Arrival on Sunday July 3, 2016 is recommended.


-          USA/Canada: an MA in Biblical Studies, Theological Studies or Religious Studies or an MDiv,

-          UK/Australia/etc: an honours degree in Biblical, Theological or Religious Studies,

-          Any equivalent to the above mentioned options.

-          Sufficient knowledge of Hebrew and Greek.

Credits: 5 ECTS (= 2.5 US Sem credits)-6 ECTS (mit Arbeit oder Prüfung; with paper and exam; = 3 US Sem credits)

Instruction language: English                                       Fee: €100


-          Please send a letter of motivation, a transcript and a CV to Prof Kristin De Troyer, FB Bibelwissenschaften & Kirchengeschichte, Theologische Fakultät, Universitätsplatz 1, A-5020 Salzburg, Austria.

-          Please indicate whether or not you would like us to book a room for you in Haus St Benedikt (Toscaninihof 1, 5020 Salzburg; pp/pn:  60 for students;  75 for Double room/  90 for Single room).

-          Application due date: April 15, 2015

-          Accepted candidates will be informed before May 1, 2016

-          A maximum of 10 students will be admitted.
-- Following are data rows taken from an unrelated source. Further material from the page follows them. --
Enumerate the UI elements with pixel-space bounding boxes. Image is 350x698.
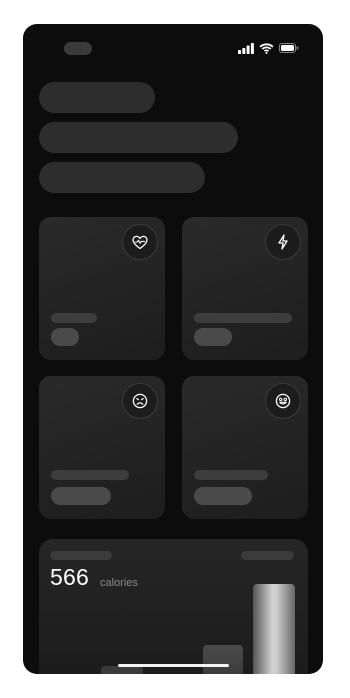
calories-bar-3 bbox=[253, 584, 295, 674]
card-value-skeleton bbox=[194, 328, 232, 346]
cellular-signal-icon bbox=[238, 42, 254, 54]
sad-face-button[interactable] bbox=[122, 383, 158, 419]
dynamic-island-pill bbox=[64, 42, 92, 55]
lightning-icon bbox=[278, 234, 288, 250]
metric-card-happy[interactable] bbox=[182, 376, 308, 519]
card-label-skeleton bbox=[194, 470, 268, 480]
card-label-skeleton bbox=[194, 313, 292, 323]
title-skeleton-line-1 bbox=[39, 82, 155, 113]
sad-face-icon bbox=[132, 393, 148, 409]
calories-unit: calories bbox=[100, 577, 138, 589]
heart-pulse-button[interactable] bbox=[122, 224, 158, 260]
card-value-skeleton bbox=[51, 487, 111, 505]
wifi-icon bbox=[259, 42, 274, 54]
card-value-skeleton bbox=[51, 328, 79, 346]
calories-bar-2 bbox=[203, 645, 243, 674]
metric-card-heart[interactable] bbox=[39, 217, 165, 360]
calories-card-action-skeleton bbox=[241, 551, 294, 560]
status-bar-icons bbox=[238, 41, 299, 55]
title-skeleton-line-3 bbox=[39, 162, 205, 193]
phone-screen: 566 calories bbox=[23, 24, 323, 674]
calories-card[interactable]: 566 calories bbox=[39, 539, 308, 674]
title-skeleton-line-2 bbox=[39, 122, 238, 153]
metric-card-sad[interactable] bbox=[39, 376, 165, 519]
metric-card-energy[interactable] bbox=[182, 217, 308, 360]
card-label-skeleton bbox=[51, 470, 129, 480]
calories-card-title-skeleton bbox=[50, 551, 112, 560]
home-indicator[interactable] bbox=[118, 664, 229, 667]
card-value-skeleton bbox=[194, 487, 252, 505]
lightning-button[interactable] bbox=[265, 224, 301, 260]
happy-face-button[interactable] bbox=[265, 383, 301, 419]
heart-pulse-icon bbox=[132, 235, 148, 249]
happy-face-icon bbox=[275, 393, 291, 409]
calories-value: 566 bbox=[50, 564, 89, 590]
battery-icon bbox=[279, 43, 299, 53]
calories-bar-1 bbox=[101, 666, 143, 674]
card-label-skeleton bbox=[51, 313, 97, 323]
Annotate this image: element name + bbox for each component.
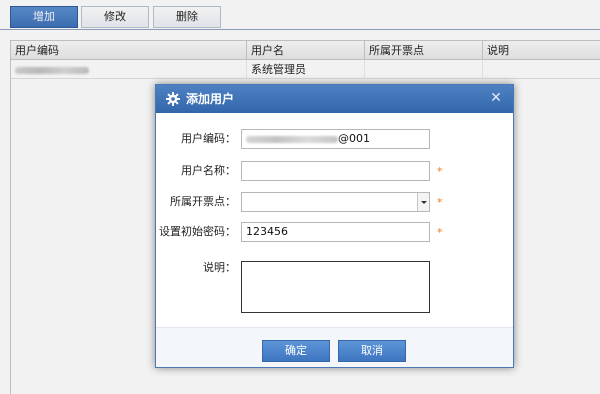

-          10 rooms will be reserved for the participants at the Haus St Benedict (Sunday evening to Friday noon, 5 nights). We strongly encourage participants to use this facility as available accommodation during summertime in Salzburg is rare and expensive.

-          Participants are responsible for their accommodation and food (cash only).

Where? Faculty of Theology, Universitätsplatz 1, 5020 Salzburg, Austria

Tuesday, January 12, 2016

Free JPS Exodus Volume

Nahum Sarna's JPS Exodus commentary is available for free on Logos this month as part of their Free Book of the Month offer. Not a bad deal!

Thursday, January 7, 2016

Scripture and Interpretation: Qumran Texts that Rework the Bible

In a recent Enoch Seminar Online review, Atar Livneh calls attention to an important book on Rewritten Scripture that warrants the attention of those working on the topic:

Ariel Feldman and Liora Goldman, Scripture and Interpretation: Qumran Texts that Rework the Bible. Edited and introduced by Devorah Dimant. Beihefte zur Zeitschrift für die alttestamentliche Wissenschaft 449. Berlin: de Gruyter, 2014.

The book has both editions and commentaries on selected Rewritten Scripture texts from Qumran that promise to be of great interest. And of course, in light of the recent Review of Biblical Literature decision to close off public access to their reviews, it's always nice to find helpful reviews conveniently published online!